Section 7: Arab Public Opinion towards ISIL

●        Almost all respondents (98%) indicated that they were aware of the Islamic State of Iraq and the Levant (ISIL, also known as the "Islamic State of Iraq and Syria" and "the Islamic State").

●        An overwhelming majority of 92% of the Arab public does has a negative view of ISIL, with 2% expressing a "positive" view, and 3% "positive to some extent".

●        Crucially, favorable views of ISIL were not correlated with religion: respondents who identified themselves as "Not religious" were just as likely to have favorable views of ISIL as those who identified as "Very religious". Similarly, no relationship could be shown between respondents' opinions of ISIL and their views on the role of religion in the public sphere. In other words, public attitudes towards ISIL are defined by present-day political considerations and not motivated by religion.




●        To explore Arab public opinion about factors contributing to the emergence of ISIL, the Arab Index included a number of new questions. When asked to explain the reasons behind ISIL's popularity among its support base, 13% of respondents stated that this was due to its "military accomplishments". This was followed by 16% who attributed ISIL's popularity amongst its supporters to its claimed adherence to Islamic principles; 11% to the group's willingness to confront the West; and 10% to the group's ability to defend the Sunni Muslim community. Ultimately, a majority of Arabs credit ISIL's military accomplishments and its stances on current political issues as the source of its authority and popularity.

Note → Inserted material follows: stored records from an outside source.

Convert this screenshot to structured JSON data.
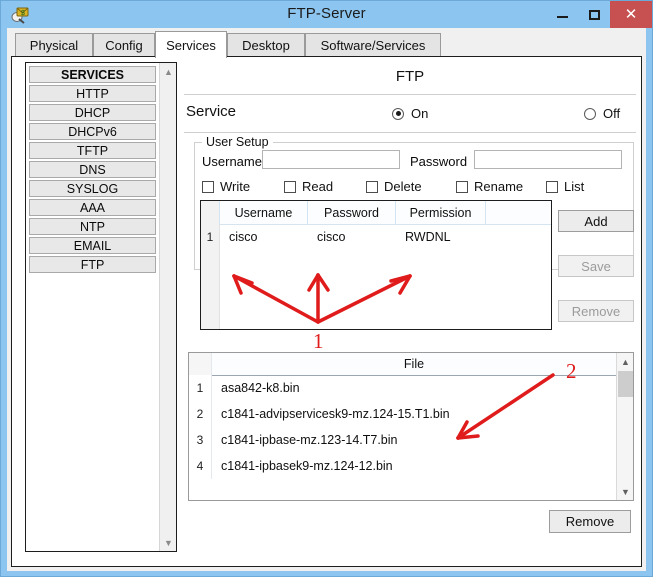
{
  "window": {
    "title": "FTP-Server",
    "icon": "ftp-server-icon",
    "minimize_label": "–",
    "maximize_label": "□",
    "close_label": "✕"
  },
  "tabs": [
    {
      "label": "Physical",
      "active": false
    },
    {
      "label": "Config",
      "active": false
    },
    {
      "label": "Services",
      "active": true
    },
    {
      "label": "Desktop",
      "active": false
    },
    {
      "label": "Software/Services",
      "active": false
    }
  ],
  "sidebar": {
    "items": [
      {
        "label": "SERVICES",
        "header": true
      },
      {
        "label": "HTTP",
        "header": false
      },
      {
        "label": "DHCP",
        "header": false
      },
      {
        "label": "DHCPv6",
        "header": false
      },
      {
        "label": "TFTP",
        "header": false
      },
      {
        "label": "DNS",
        "header": false
      },
      {
        "label": "SYSLOG",
        "header": false
      },
      {
        "label": "AAA",
        "header": false
      },
      {
        "label": "NTP",
        "header": false
      },
      {
        "label": "EMAIL",
        "header": false
      },
      {
        "label": "FTP",
        "header": false
      }
    ],
    "scroll_up": "▲",
    "scroll_down": "▼"
  },
  "panel": {
    "title": "FTP",
    "service_label": "Service",
    "service_on_label": "On",
    "service_off_label": "Off",
    "service_state": "On"
  },
  "user_setup": {
    "legend": "User Setup",
    "username_label": "Username",
    "username_value": "",
    "username_placeholder": "",
    "password_label": "Password",
    "password_value": "",
    "password_placeholder": "",
    "permissions": [
      {
        "label": "Write",
        "checked": false
      },
      {
        "label": "Read",
        "checked": false
      },
      {
        "label": "Delete",
        "checked": false
      },
      {
        "label": "Rename",
        "checked": false
      },
      {
        "label": "List",
        "checked": false
      }
    ]
  },
  "user_table": {
    "columns": [
      "Username",
      "Password",
      "Permission",
      ""
    ],
    "rows": [
      {
        "num": "1",
        "username": "cisco",
        "password": "cisco",
        "permission": "RWDNL"
      }
    ]
  },
  "actions": {
    "add_label": "Add",
    "save_label": "Save",
    "remove_label": "Remove",
    "add_enabled": true,
    "save_enabled": false,
    "remove_enabled": false
  },
  "file_list": {
    "header": "File",
    "rows": [
      {
        "num": "1",
        "name": "asa842-k8.bin"
      },
      {
        "num": "2",
        "name": "c1841-advipservicesk9-mz.124-15.T1.bin"
      },
      {
        "num": "3",
        "name": "c1841-ipbase-mz.123-14.T7.bin"
      },
      {
        "num": "4",
        "name": "c1841-ipbasek9-mz.124-12.bin"
      }
    ],
    "scroll_up": "▲",
    "scroll_down": "▼",
    "remove_label": "Remove"
  },
  "annotations": [
    {
      "id": "1",
      "label": "1",
      "color": "#e01b1b"
    },
    {
      "id": "2",
      "label": "2",
      "color": "#e01b1b"
    }
  ],
  "colors": {
    "titlebar": "#8cc6f0",
    "close_button": "#c75050",
    "annotation": "#e01b1b",
    "button_face": "#ececec"
  }
}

●         When asked to explain which factors would drive citizens of Arab countries to join ISIL, a number of varying reasons were given. These were rooted in the government policies and political instability of their home countries (42%) and economic difficulties (24%), while 6% explained the enlistment of Arabs into ISIL on social grounds, such as inequality, marginalization and social exclusion. A further 18% credited "brainwashing" and "propaganda" as the reasons for Arabs to join ISIL, while a final 6% described the chance to fight foreign powers and/or sectarian militia in Syria and Iraq as the motive for young Arabs to fight ISIL.

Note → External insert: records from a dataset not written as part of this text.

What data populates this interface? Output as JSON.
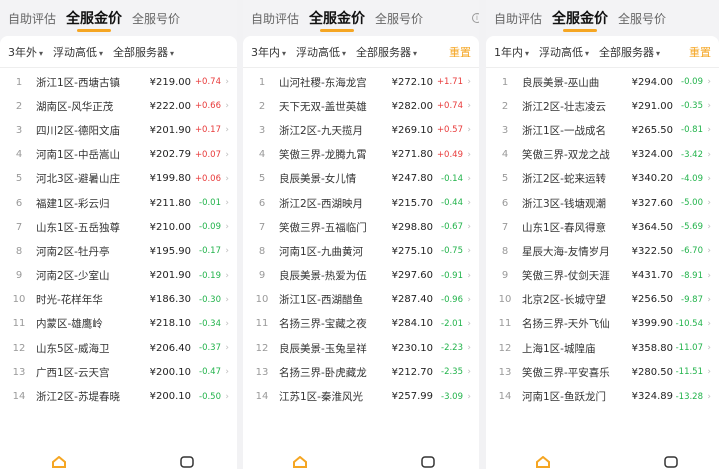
{
  "tabs": [
    "自助评估",
    "全服金价",
    "全服号价"
  ],
  "reset_label": "重置",
  "colors": {
    "accent": "#f5a623",
    "up": "#e83a3a",
    "down": "#22b34b"
  },
  "panels": [
    {
      "filters": [
        "3年外",
        "浮动高低",
        "全部服务器"
      ],
      "rows": [
        {
          "rank": "1",
          "name": "浙江1区-西塘古镇",
          "price": "¥219.00",
          "change": "+0.74",
          "dir": "up"
        },
        {
          "rank": "2",
          "name": "湖南区-风华正茂",
          "price": "¥222.00",
          "change": "+0.66",
          "dir": "up"
        },
        {
          "rank": "3",
          "name": "四川2区-德阳文庙",
          "price": "¥201.90",
          "change": "+0.17",
          "dir": "up"
        },
        {
          "rank": "4",
          "name": "河南1区-中岳嵩山",
          "price": "¥202.79",
          "change": "+0.07",
          "dir": "up"
        },
        {
          "rank": "5",
          "name": "河北3区-避暑山庄",
          "price": "¥199.80",
          "change": "+0.06",
          "dir": "up"
        },
        {
          "rank": "6",
          "name": "福建1区-彩云归",
          "price": "¥211.80",
          "change": "-0.01",
          "dir": "down"
        },
        {
          "rank": "7",
          "name": "山东1区-五岳独尊",
          "price": "¥210.00",
          "change": "-0.09",
          "dir": "down"
        },
        {
          "rank": "8",
          "name": "河南2区-牡丹亭",
          "price": "¥195.90",
          "change": "-0.17",
          "dir": "down"
        },
        {
          "rank": "9",
          "name": "河南2区-少室山",
          "price": "¥201.90",
          "change": "-0.19",
          "dir": "down"
        },
        {
          "rank": "10",
          "name": "时光-花样年华",
          "price": "¥186.30",
          "change": "-0.30",
          "dir": "down"
        },
        {
          "rank": "11",
          "name": "内蒙区-雄鹰岭",
          "price": "¥218.10",
          "change": "-0.34",
          "dir": "down"
        },
        {
          "rank": "12",
          "name": "山东5区-威海卫",
          "price": "¥206.40",
          "change": "-0.37",
          "dir": "down"
        },
        {
          "rank": "13",
          "name": "广西1区-云天宫",
          "price": "¥200.10",
          "change": "-0.47",
          "dir": "down"
        },
        {
          "rank": "14",
          "name": "浙江2区-苏堤春晓",
          "price": "¥200.10",
          "change": "-0.50",
          "dir": "down"
        }
      ]
    },
    {
      "filters": [
        "3年内",
        "浮动高低",
        "全部服务器"
      ],
      "rows": [
        {
          "rank": "1",
          "name": "山河社稷-东海龙宫",
          "price": "¥272.10",
          "change": "+1.71",
          "dir": "up"
        },
        {
          "rank": "2",
          "name": "天下无双-盖世英雄",
          "price": "¥282.00",
          "change": "+0.74",
          "dir": "up"
        },
        {
          "rank": "3",
          "name": "浙江2区-九天揽月",
          "price": "¥269.10",
          "change": "+0.57",
          "dir": "up"
        },
        {
          "rank": "4",
          "name": "笑傲三界-龙腾九霄",
          "price": "¥271.80",
          "change": "+0.49",
          "dir": "up"
        },
        {
          "rank": "5",
          "name": "良辰美景-女儿情",
          "price": "¥247.80",
          "change": "-0.14",
          "dir": "down"
        },
        {
          "rank": "6",
          "name": "浙江2区-西湖映月",
          "price": "¥215.70",
          "change": "-0.44",
          "dir": "down"
        },
        {
          "rank": "7",
          "name": "笑傲三界-五福临门",
          "price": "¥298.80",
          "change": "-0.67",
          "dir": "down"
        },
        {
          "rank": "8",
          "name": "河南1区-九曲黄河",
          "price": "¥275.10",
          "change": "-0.75",
          "dir": "down"
        },
        {
          "rank": "9",
          "name": "良辰美景-热爱为伍",
          "price": "¥297.60",
          "change": "-0.91",
          "dir": "down"
        },
        {
          "rank": "10",
          "name": "浙江1区-西湖醋鱼",
          "price": "¥287.40",
          "change": "-0.96",
          "dir": "down"
        },
        {
          "rank": "11",
          "name": "名扬三界-宝藏之夜",
          "price": "¥284.10",
          "change": "-2.01",
          "dir": "down"
        },
        {
          "rank": "12",
          "name": "良辰美景-玉兔呈祥",
          "price": "¥230.10",
          "change": "-2.23",
          "dir": "down"
        },
        {
          "rank": "13",
          "name": "名扬三界-卧虎藏龙",
          "price": "¥212.70",
          "change": "-2.35",
          "dir": "down"
        },
        {
          "rank": "14",
          "name": "江苏1区-秦淮风光",
          "price": "¥257.99",
          "change": "-3.09",
          "dir": "down"
        }
      ]
    },
    {
      "filters": [
        "1年内",
        "浮动高低",
        "全部服务器"
      ],
      "rows": [
        {
          "rank": "1",
          "name": "良辰美景-巫山曲",
          "price": "¥294.00",
          "change": "-0.09",
          "dir": "down"
        },
        {
          "rank": "2",
          "name": "浙江2区-壮志凌云",
          "price": "¥291.00",
          "change": "-0.35",
          "dir": "down"
        },
        {
          "rank": "3",
          "name": "浙江1区-一战成名",
          "price": "¥265.50",
          "change": "-0.81",
          "dir": "down"
        },
        {
          "rank": "4",
          "name": "笑傲三界-双龙之战",
          "price": "¥324.00",
          "change": "-3.42",
          "dir": "down"
        },
        {
          "rank": "5",
          "name": "浙江2区-蛇来运转",
          "price": "¥340.20",
          "change": "-4.09",
          "dir": "down"
        },
        {
          "rank": "6",
          "name": "浙江3区-钱塘观潮",
          "price": "¥327.60",
          "change": "-5.00",
          "dir": "down"
        },
        {
          "rank": "7",
          "name": "山东1区-春风得意",
          "price": "¥364.50",
          "change": "-5.69",
          "dir": "down"
        },
        {
          "rank": "8",
          "name": "星辰大海-友情岁月",
          "price": "¥322.50",
          "change": "-6.70",
          "dir": "down"
        },
        {
          "rank": "9",
          "name": "笑傲三界-仗剑天涯",
          "price": "¥431.70",
          "change": "-8.91",
          "dir": "down"
        },
        {
          "rank": "10",
          "name": "北京2区-长城守望",
          "price": "¥256.50",
          "change": "-9.87",
          "dir": "down"
        },
        {
          "rank": "11",
          "name": "名扬三界-天外飞仙",
          "price": "¥399.90",
          "change": "-10.54",
          "dir": "down"
        },
        {
          "rank": "12",
          "name": "上海1区-城隍庙",
          "price": "¥358.80",
          "change": "-11.07",
          "dir": "down"
        },
        {
          "rank": "13",
          "name": "笑傲三界-平安喜乐",
          "price": "¥280.50",
          "change": "-11.51",
          "dir": "down"
        },
        {
          "rank": "14",
          "name": "河南1区-鱼跃龙门",
          "price": "¥324.89",
          "change": "-13.28",
          "dir": "down"
        }
      ]
    }
  ]
}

Table 4: ISIL recruitment.


●        When asked if the existence of ISIL was either the result of internal factors endemic to the region or the result of foreign activity, only 29% of respondents expressed the view that the group's existence resulted from the internal conflicts extant in the Middle East, compared to 59% who attributed ISIL's existence to the policies of foreign powers. When presented with another two statements regarding the origins of ISIL, 42% of respondents were prepared to attribute the rise of ISIL to the extremism inherent in Middle Eastern societies while 38% attributed the rise of ISIL to the policies of Arab regimes. 

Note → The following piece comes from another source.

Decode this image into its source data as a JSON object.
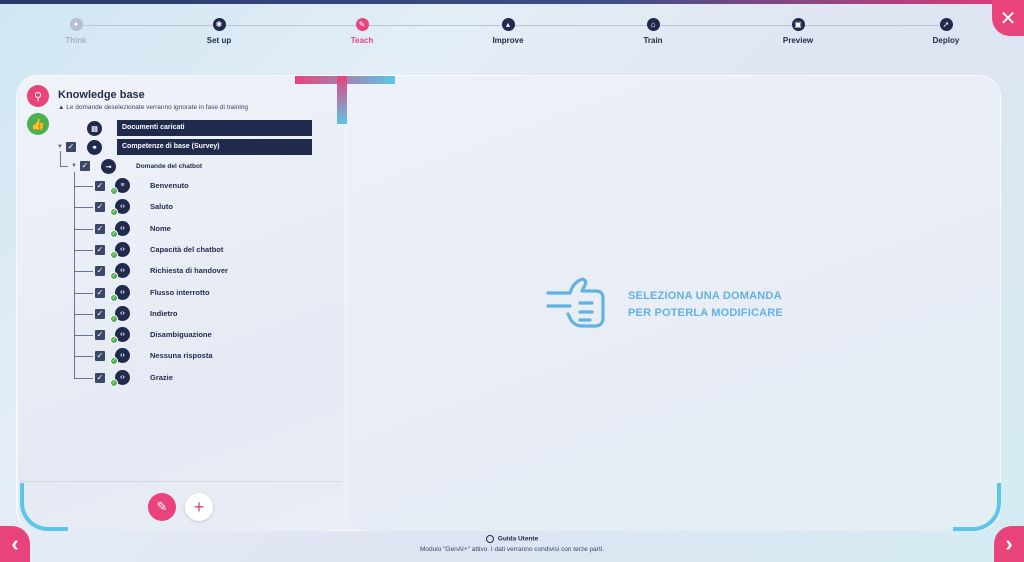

●        The Arab public offers a diverse set of remedies when asked to suggest the best means by which to combat ISIL, when given the chance to define their first and second preferences for the means to tackle ISIL in particular, and also terrorist groups more broadly: direct military action was the most widely selected first choice, with 18% of respondents; ending foreign intervention in Arab countries was selected as the first choice by 17% of respondents; and 13% proposed resolving the Palestinian cause.